Our reality is made up of three layers: Mental, Digital and Physical.
It used to be the Physical world. It is increasingly becoming a combination of the Physical and the Digital world. The Mental world is what a human persists and believes to be the Real world.
Our imaginations/Mental-model led us to create an extension to the Physical world. The Digital world offers another extension through Virtual/Augmented reality. Our Mental layer ultimately defines what we believe in and guides our actions. Our Mental layer is private by default.
As humans, we have one Physical Life but, we have the ability to create multiple Digital Agents that can continue to live long after our Life, Time and Resource runs out.
In Reinforcement Learning (RL), an Agent optimizes for maximizing the expected sum of discounted future rewards in a Markov Decision Process (MDP) which requires the Agent to interact with its environment to learn, act and adapt/improve.

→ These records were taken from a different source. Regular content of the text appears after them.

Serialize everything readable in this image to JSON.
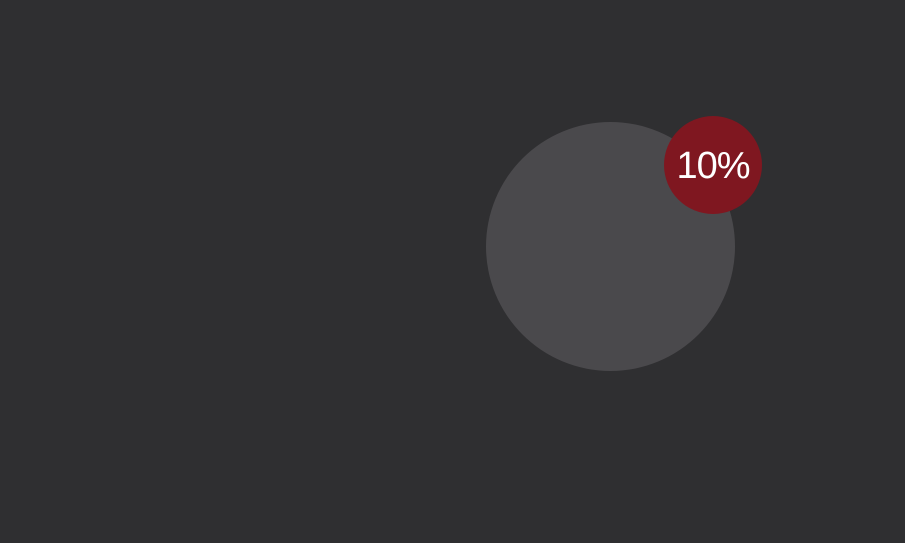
{
  "badge": {
    "value_text": "10%",
    "value_percent": 10
  },
  "colors": {
    "background": "#2f2f31",
    "circle": "#4a494c",
    "badge": "#7f1720",
    "badge_text": "#ffffff"
  }
}
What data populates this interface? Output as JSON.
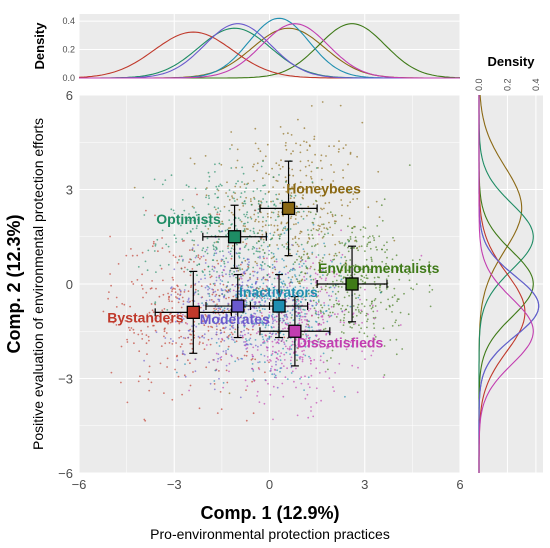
{
  "chart_data": {
    "type": "scatter",
    "xaxis": {
      "title": "Comp. 1 (12.9%)",
      "subtitle": "Pro-environmental protection practices",
      "range": [
        -6,
        6
      ],
      "ticks": [
        "-6",
        "-3",
        "0",
        "3",
        "6"
      ]
    },
    "yaxis": {
      "title": "Comp. 2 (12.3%)",
      "subtitle": "Positive evaluation of environmental protection efforts",
      "range": [
        -6,
        6
      ],
      "ticks": [
        "-6",
        "-3",
        "0",
        "3",
        "6"
      ]
    },
    "density_label": "Density",
    "top_density_ticks": [
      "0.0",
      "0.2",
      "0.4"
    ],
    "right_density_ticks": [
      "0.0",
      "0.2",
      "0.4"
    ],
    "groups": [
      {
        "name": "Honeybees",
        "color": "#8B6914",
        "x": 0.6,
        "y": 2.4,
        "xerr": 0.9,
        "yerr": 1.5,
        "sx": 1.2,
        "sy": 1.4
      },
      {
        "name": "Optimists",
        "color": "#1E8C64",
        "x": -1.1,
        "y": 1.5,
        "xerr": 1.0,
        "yerr": 1.0,
        "sx": 1.2,
        "sy": 1.1
      },
      {
        "name": "Environmentalists",
        "color": "#3F7A18",
        "x": 2.6,
        "y": 0.0,
        "xerr": 1.1,
        "yerr": 1.2,
        "sx": 1.1,
        "sy": 1.1
      },
      {
        "name": "Inactivators",
        "color": "#1F8FB0",
        "x": 0.3,
        "y": -0.7,
        "xerr": 0.9,
        "yerr": 1.0,
        "sx": 1.0,
        "sy": 1.0
      },
      {
        "name": "Bystanders",
        "color": "#C0392B",
        "x": -2.4,
        "y": -0.9,
        "xerr": 1.2,
        "yerr": 1.3,
        "sx": 1.3,
        "sy": 1.3
      },
      {
        "name": "Moderates",
        "color": "#6A5ACD",
        "x": -1.0,
        "y": -0.7,
        "xerr": 1.0,
        "yerr": 1.0,
        "sx": 1.1,
        "sy": 1.0
      },
      {
        "name": "Dissatisfieds",
        "color": "#C23DB0",
        "x": 0.8,
        "y": -1.5,
        "xerr": 1.1,
        "yerr": 1.1,
        "sx": 1.1,
        "sy": 1.1
      }
    ],
    "grid": true
  }
}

RL has a lot of analogies drawn from human psychology. It is a simple but powerful formulation that is applicable to Human life at large.
Learning to optimize for maximizing Life-Time-Resources/Long-Term-Rewards using the Mental-Digital-Physical/Markov-Decision-Process Framework as a Human/Agent is the Goal.
Reward is enough? TBD
Creating and executing ideas that cause physical changes is a key to attain human-level intelligence. A reward signal should point towards creativity for Artifical Intelligence(AI) beyond human-level, general intelligence. AI Agents should collectively figure out what the Goal is (if there is one) and what the Reward is (if it is enough).